Giavotella torments former team in victory

April 27th, 2016

ANAHEIM -- Johnny Giavotella let out a primal yell in the vicinity of right field as he jogged towards second base in Tuesday's fifth inning. He had turned on a hanging slider and lined it over the left-field bullpen for a three-run homer, pushing the Angels' lead to four and registering his first extra-base hit in 47 at-bats -- against the Royals team that drafted him, no less.
So he yelled as he rounded the bases, yelled some more when he saw C.J. Cron and Carlos Perez waiting for him beyond home plate, yelled again as he made his way into the dugout. Later, Giavotella was asked if it meant more to do that on this night, against this team.
He paused.
"I think so," Giavotella said, moments after delivering the decisive blow in the Angels' 9-4 victory over the reigning World Series champions. "I didn't perform as well as I could have when I was in Kansas City. I know that I underperformed with the opportunity that I had. For me to have a big night like this kind of meant a lot, to kind of prove to them, as well as myself, that I'm capable of playing this game at the highest level."
Giavotella was the Royals' second-round Draft pick in 2008 and navigated through their system as the second baseman of the future.
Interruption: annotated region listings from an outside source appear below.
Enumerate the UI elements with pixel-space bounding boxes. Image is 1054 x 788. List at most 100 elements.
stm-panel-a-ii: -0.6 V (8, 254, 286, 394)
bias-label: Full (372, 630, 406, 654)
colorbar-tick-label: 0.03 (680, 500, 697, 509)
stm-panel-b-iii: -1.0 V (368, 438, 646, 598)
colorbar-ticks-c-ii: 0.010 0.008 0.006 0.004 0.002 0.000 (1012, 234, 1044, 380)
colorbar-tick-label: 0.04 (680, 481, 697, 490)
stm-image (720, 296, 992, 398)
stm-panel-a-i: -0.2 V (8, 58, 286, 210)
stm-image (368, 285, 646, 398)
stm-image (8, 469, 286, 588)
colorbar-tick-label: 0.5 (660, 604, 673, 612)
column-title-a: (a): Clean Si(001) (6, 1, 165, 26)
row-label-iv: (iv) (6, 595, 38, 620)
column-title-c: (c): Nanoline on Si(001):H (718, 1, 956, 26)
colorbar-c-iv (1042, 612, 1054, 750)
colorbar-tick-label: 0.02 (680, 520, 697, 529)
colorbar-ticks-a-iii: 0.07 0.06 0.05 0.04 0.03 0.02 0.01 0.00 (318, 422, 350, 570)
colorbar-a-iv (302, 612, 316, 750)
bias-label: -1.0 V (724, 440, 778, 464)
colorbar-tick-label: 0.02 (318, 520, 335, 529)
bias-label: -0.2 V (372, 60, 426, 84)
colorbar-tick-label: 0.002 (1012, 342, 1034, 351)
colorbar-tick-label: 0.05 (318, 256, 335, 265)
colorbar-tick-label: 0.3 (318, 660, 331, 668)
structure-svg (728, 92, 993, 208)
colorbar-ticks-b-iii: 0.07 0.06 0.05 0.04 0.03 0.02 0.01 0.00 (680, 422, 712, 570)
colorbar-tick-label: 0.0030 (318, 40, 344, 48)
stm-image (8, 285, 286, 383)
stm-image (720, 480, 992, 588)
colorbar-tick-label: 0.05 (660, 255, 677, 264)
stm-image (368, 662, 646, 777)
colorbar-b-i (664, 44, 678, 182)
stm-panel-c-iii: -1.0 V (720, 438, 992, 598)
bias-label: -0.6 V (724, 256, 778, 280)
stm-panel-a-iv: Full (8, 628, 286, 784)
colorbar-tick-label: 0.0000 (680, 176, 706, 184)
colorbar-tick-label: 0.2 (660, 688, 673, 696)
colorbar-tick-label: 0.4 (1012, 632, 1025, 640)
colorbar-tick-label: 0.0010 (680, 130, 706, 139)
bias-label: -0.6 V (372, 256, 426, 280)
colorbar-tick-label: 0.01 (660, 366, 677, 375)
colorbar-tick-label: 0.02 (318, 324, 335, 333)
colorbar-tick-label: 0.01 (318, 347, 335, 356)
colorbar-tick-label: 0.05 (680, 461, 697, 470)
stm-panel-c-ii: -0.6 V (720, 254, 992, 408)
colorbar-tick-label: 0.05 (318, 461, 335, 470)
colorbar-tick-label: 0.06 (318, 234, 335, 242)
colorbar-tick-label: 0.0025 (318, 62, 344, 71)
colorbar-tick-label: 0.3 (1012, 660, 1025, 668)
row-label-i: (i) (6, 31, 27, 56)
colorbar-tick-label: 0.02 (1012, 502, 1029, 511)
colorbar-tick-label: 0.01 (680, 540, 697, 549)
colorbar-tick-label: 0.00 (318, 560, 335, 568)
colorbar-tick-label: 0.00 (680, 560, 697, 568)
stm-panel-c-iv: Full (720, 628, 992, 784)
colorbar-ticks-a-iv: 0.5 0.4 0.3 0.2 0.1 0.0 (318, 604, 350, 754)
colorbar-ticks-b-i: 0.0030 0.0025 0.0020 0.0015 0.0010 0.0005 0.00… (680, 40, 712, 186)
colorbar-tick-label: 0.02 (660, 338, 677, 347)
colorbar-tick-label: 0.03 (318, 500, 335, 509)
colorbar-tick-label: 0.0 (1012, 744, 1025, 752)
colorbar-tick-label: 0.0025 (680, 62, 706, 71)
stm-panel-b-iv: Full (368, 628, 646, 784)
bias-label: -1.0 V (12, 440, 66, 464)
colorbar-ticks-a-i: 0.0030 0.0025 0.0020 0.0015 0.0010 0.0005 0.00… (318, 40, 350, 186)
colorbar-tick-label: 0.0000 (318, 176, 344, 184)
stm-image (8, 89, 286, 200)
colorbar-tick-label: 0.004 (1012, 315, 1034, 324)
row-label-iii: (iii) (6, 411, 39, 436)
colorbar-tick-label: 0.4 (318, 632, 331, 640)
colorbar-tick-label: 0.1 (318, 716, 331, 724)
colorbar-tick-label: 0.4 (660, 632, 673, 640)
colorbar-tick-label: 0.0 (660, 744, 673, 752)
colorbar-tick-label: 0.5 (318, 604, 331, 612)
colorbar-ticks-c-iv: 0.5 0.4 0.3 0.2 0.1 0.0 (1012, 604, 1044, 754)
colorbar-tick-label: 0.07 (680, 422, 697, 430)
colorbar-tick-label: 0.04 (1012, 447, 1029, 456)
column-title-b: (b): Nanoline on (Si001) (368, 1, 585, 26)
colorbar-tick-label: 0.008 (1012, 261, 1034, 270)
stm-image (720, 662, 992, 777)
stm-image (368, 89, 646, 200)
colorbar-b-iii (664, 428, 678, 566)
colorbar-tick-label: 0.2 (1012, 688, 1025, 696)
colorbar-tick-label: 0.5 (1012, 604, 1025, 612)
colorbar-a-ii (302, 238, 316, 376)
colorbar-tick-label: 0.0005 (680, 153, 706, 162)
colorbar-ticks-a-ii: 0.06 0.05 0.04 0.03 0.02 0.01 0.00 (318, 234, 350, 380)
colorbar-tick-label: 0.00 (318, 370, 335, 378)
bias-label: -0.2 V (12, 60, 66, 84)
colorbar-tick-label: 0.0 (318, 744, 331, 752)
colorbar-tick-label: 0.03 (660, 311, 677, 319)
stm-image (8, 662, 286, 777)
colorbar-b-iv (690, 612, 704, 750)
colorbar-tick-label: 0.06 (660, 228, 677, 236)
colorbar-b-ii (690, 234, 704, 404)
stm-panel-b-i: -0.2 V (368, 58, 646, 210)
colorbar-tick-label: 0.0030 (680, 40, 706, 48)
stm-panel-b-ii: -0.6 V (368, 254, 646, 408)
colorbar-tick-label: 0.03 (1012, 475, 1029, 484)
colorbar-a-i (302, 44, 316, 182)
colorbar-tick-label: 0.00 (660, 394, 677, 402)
He was supposed to be a part of their core, along with Eric Hosmer and Mike Moustakas and Salvador Perez and Jarrod Dyson and all the others who won it all last fall.
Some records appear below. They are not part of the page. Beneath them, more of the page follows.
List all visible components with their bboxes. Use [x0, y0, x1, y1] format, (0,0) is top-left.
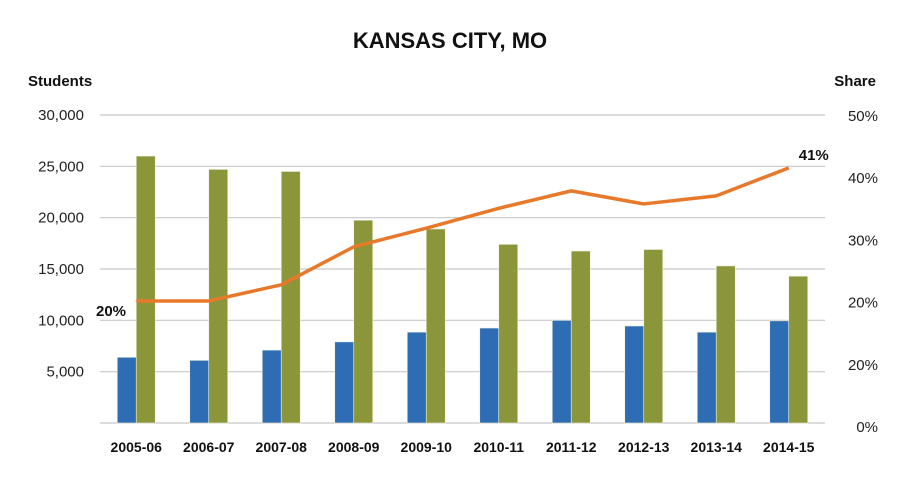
bar-series-2 [353, 219, 374, 424]
x-tick-label: 2006-07 [183, 439, 235, 455]
bar-series-1 [261, 349, 282, 424]
y-tick-label: 5,000 [46, 364, 84, 381]
bar-series-1 [551, 320, 572, 424]
bar-series-2 [570, 250, 591, 424]
bar-series-1 [334, 341, 355, 424]
x-tick-label: 2009-10 [401, 439, 453, 455]
x-tick-label: 2007-08 [256, 439, 308, 455]
bar-series-2 [135, 155, 156, 424]
bar-series-1 [406, 331, 427, 424]
y2-tick-label: 20% [848, 295, 878, 312]
y-tick-label: 30,000 [38, 107, 84, 124]
x-tick-label: 2013-14 [691, 439, 743, 455]
y-tick-label: 25,000 [38, 158, 84, 175]
bar-series-2 [498, 244, 519, 424]
y2-axis-title: Share [834, 73, 876, 90]
y2-tick-label: 50% [848, 108, 878, 125]
y2-tick-label: 40% [848, 170, 878, 187]
annotation-label: 41% [799, 147, 829, 164]
bar-series-2 [643, 249, 664, 424]
x-tick-label: 2011-12 [546, 439, 597, 455]
y2-tick-label: 30% [848, 232, 878, 249]
bar-series-2 [788, 275, 809, 424]
y2-tick-label: 0% [856, 419, 878, 436]
bar-series-1 [696, 331, 717, 424]
chart-title: KANSAS CITY, MO [353, 28, 547, 53]
bar-series-1 [769, 320, 790, 424]
x-tick-label: 2005-06 [111, 439, 163, 455]
bar-series-2 [425, 228, 446, 424]
y-tick-label: 15,000 [38, 261, 84, 278]
bar-series-1 [624, 325, 645, 424]
share-line [136, 166, 790, 303]
bar-series-2 [715, 265, 736, 424]
y-axis-title: Students [28, 73, 92, 90]
x-tick-label: 2012-13 [618, 439, 670, 455]
bar-series-1 [189, 360, 210, 424]
bar-series-1 [479, 327, 500, 424]
bar-series-1 [116, 356, 137, 424]
x-tick-label: 2008-09 [328, 439, 380, 455]
y-tick-label: 10,000 [38, 312, 84, 329]
bar-series-2 [280, 171, 301, 424]
y2-tick-label: 20% [848, 357, 878, 374]
x-tick-label: 2014-15 [763, 439, 815, 455]
x-tick-label: 2010-11 [473, 439, 524, 455]
annotation-label: 20% [96, 303, 126, 320]
y-tick-label: 20,000 [38, 210, 84, 227]
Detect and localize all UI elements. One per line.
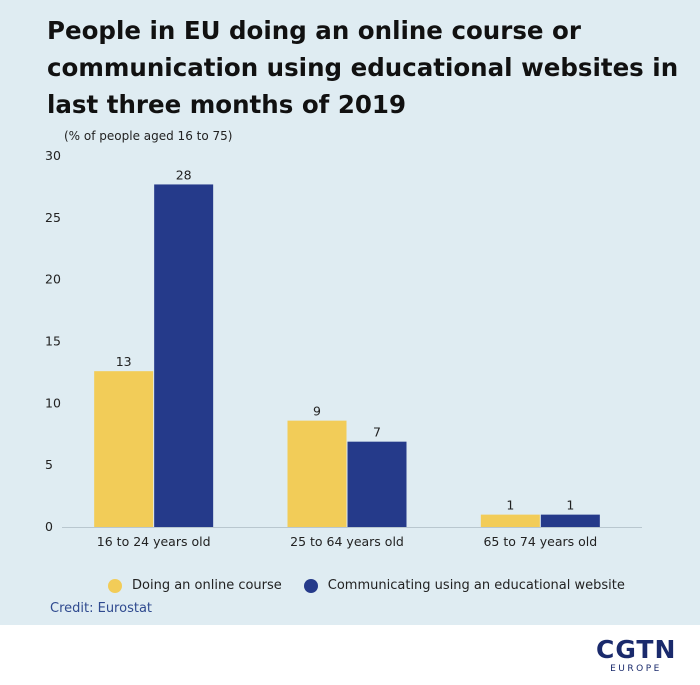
legend-label-online-course: Doing an online course <box>132 578 282 593</box>
legend-label-educational-website: Communicating using an educational websi… <box>327 578 625 593</box>
y-tick-label: 10 <box>45 395 61 410</box>
data-label: 9 <box>313 404 321 419</box>
legend-swatch-online-course <box>108 578 122 593</box>
data-label: 1 <box>506 498 514 513</box>
legend: Doing an online course Communicating usi… <box>108 578 647 593</box>
legend-swatch-educational-website <box>303 578 318 593</box>
y-tick-label: 25 <box>45 210 61 225</box>
legend-item-educational-website: Communicating using an educational websi… <box>303 578 625 593</box>
credit-text: Credit: Eurostat <box>50 601 153 616</box>
bar-online-course <box>287 420 347 527</box>
bar-educational-website <box>347 441 407 527</box>
logo-sub-text: EUROPE <box>610 664 662 674</box>
x-tick-label: 25 to 64 years old <box>290 534 404 549</box>
data-label: 1 <box>566 498 574 513</box>
x-tick-label: 65 to 74 years old <box>483 534 597 549</box>
cgtn-europe-logo: CGTN EUROPE <box>596 635 677 675</box>
y-tick-label: 0 <box>45 519 53 534</box>
bar-educational-website <box>540 514 600 527</box>
bar-online-course <box>94 371 154 527</box>
logo-main-text: CGTN <box>596 635 677 664</box>
y-tick-label: 20 <box>45 272 61 287</box>
legend-item-online-course: Doing an online course <box>108 578 282 593</box>
y-tick-label: 5 <box>45 457 53 472</box>
data-label: 28 <box>176 167 192 182</box>
y-tick-label: 15 <box>45 334 61 349</box>
chart-title: People in EU doing an online course or c… <box>47 16 679 119</box>
y-tick-label: 30 <box>45 148 61 163</box>
data-label: 7 <box>373 425 381 440</box>
bar-educational-website <box>154 184 214 527</box>
unit-note: (% of people aged 16 to 75) <box>64 129 233 143</box>
x-tick-label: 16 to 24 years old <box>97 534 211 549</box>
bar-online-course <box>480 514 540 527</box>
data-label: 13 <box>116 354 132 369</box>
bar-chart: 0 5 10 15 20 25 30 13 28 16 to 24 years old 9 7 25 t… <box>45 148 642 549</box>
But his defense never caught up to his offense, so the Royals gave up after the 2014 season, sending him to an Angels team desperate for help at second base, for a journeyman Minor League reliever and nothing else. He's a little different now, though.
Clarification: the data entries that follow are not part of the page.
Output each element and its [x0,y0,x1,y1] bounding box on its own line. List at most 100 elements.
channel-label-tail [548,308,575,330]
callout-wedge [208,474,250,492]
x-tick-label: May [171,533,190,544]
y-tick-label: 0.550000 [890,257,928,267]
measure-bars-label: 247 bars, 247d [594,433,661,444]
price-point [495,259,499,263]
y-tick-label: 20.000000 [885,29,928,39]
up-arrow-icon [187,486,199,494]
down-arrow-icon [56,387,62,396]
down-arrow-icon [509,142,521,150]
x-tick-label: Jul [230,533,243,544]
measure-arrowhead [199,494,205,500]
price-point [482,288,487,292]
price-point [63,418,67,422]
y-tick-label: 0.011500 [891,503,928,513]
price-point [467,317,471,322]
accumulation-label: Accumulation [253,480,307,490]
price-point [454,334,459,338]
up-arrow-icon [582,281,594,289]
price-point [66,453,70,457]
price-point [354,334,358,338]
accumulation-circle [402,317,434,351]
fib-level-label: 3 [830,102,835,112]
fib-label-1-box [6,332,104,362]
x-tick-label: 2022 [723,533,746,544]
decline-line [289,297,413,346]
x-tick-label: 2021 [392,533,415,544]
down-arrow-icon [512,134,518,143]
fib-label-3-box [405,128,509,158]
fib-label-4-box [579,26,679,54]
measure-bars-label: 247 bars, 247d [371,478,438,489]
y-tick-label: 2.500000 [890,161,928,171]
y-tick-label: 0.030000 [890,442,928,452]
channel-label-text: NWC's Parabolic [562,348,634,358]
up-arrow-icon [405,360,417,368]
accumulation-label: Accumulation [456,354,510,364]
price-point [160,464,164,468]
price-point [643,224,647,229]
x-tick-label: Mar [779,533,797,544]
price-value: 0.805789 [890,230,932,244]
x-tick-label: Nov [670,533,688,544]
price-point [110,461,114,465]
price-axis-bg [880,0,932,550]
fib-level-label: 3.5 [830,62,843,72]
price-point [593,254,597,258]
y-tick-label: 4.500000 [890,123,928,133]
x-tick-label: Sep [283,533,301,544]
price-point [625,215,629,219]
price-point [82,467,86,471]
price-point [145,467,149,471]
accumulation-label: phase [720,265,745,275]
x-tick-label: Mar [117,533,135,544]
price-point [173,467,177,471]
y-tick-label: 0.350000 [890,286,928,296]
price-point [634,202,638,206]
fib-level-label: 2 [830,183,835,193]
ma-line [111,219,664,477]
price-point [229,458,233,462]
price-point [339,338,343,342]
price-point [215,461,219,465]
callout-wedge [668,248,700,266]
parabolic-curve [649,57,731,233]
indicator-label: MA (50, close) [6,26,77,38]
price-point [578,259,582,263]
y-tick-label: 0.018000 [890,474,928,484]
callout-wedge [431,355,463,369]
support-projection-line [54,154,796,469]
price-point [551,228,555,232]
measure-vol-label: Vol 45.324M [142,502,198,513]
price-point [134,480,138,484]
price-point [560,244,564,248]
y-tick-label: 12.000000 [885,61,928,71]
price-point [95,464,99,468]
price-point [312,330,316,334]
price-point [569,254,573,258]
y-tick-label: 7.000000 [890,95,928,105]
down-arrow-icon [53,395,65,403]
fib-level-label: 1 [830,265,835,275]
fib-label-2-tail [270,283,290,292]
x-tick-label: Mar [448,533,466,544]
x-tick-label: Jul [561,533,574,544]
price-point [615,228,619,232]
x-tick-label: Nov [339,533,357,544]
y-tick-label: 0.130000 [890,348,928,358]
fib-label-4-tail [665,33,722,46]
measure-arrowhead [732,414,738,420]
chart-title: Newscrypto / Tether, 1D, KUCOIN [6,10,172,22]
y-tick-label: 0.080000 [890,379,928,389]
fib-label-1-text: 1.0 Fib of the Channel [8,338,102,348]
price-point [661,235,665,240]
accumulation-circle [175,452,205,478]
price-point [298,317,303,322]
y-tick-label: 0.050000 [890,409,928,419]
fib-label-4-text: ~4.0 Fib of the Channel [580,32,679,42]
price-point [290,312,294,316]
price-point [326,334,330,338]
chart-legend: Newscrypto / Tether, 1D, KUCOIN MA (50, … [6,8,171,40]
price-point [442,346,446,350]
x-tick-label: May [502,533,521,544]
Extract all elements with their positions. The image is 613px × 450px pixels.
"He's definitely gotten better defensively," Royals manager Ned Yost said of Giavotella. "He's always played with a lot of energy. But he's making strides. You can tell he's been working really, really hard on his defense. He's a better all-around player."
And that's part of what had been so odd about Giavotella's season.
His defense, the tool that always eluded him, had been sound. But his offense, the skill he could count on, lagged behind. He entered the week batting .136/.156/.136, then sat on Monday, getting benched in favor of Cliff Pennington for the second time in three nights. It looked as if he was starting to lose grip of the everyday job he worked so hard to finally earn in 2015.
"Every player performs better when they get every day at-bats," Giavotella said. "Unfortunately that's not my role right now, but I'm not going to get discouraged by it. I'm going to help the team any way I can."
Giavotella did that on Tuesday, providing the kind of spark he showed so frequently last summer.
He singled up the middle in the second, homered in the fifth, then wreaked havoc on the bases in the seventh. He lined a base hit to shallow right field, motored to second after the ball trickled away from a diving Dyson, then scored on a grounder to the left side that bounced off the glove of Royals shortstop Alcides Escobar.

Giavotella scored with one of his patented headfirst, belly-flop slides, the type he developed while diving for pylons as a high-school football player in New Orleans.
His teammates had a good laugh.
"That's just how I play," Giavotella said. "I play every game like it's the last game I'm going to play. I just give it my all, and wake up the next day hoping to be OK."